The National Organization For Marriage (theirs, not yours) has not given up trying to stop marriage equality in Oregon. They have filed a brief (or, perhaps appealed their motion to stay that was denied by the Ninth Circuit) asking Justice Kennedy to stay Judge McShane's ruling legalizing same-sex marriage in Oregon.
From John Eastman, Chairman of NOM:
We are asking Justice Kennedy and the U.S. Supreme Court to take the step of staying the decision of Judge McShane so that NOM can pursue its request to intervene in the case in order to mount a defense of the people’s vote for marriage. This case is an ugly spectacle of the state refusing to defend the sovereign act of its voters to define marriage as the union of one man and one woman and instead working jointly with the plaintiffs to redefine marriage. The Supreme Court has made it abundantly clear that it does not want a profound social change such as redefining marriage to be made by trial judges without the Supreme Court itself deciding the issue.
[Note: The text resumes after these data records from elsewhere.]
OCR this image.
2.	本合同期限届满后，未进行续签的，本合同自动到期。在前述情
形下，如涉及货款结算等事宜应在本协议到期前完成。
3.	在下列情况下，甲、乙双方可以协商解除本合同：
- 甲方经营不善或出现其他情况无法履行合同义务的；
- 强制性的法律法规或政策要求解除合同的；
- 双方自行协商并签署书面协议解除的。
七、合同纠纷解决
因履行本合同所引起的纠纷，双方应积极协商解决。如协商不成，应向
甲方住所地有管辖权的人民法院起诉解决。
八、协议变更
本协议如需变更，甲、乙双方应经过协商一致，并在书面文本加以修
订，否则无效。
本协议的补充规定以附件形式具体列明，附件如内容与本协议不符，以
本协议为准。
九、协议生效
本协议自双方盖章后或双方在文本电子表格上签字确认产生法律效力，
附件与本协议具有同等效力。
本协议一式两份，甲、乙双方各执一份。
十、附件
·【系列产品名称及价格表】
In Oregon, not only do we have a single trial court judge imposing his own opinion and invalidating the votes of the overwhelming majority of Oregon voters, but the case involves the state Attorney General refusing to even mount a defense of the people’s decision. This should be very troubling to Justice Kennedy. NOM believes it has a strong legal right to intervene in this case in order to mount a defense of Oregon’s marriage amendment. We are hopeful that the Supreme Court will allow us to defend the decision of Oregon’s electorate to define marriage as one man and one woman.
via
JMG
This seems like a very desperate attempt by NOM, in my view. They clearly do not have standing in the case, and it has already been decided.
1:14 PM PT: Justice Kennedy has asked for responses to NOM's application by 1PM on Monday.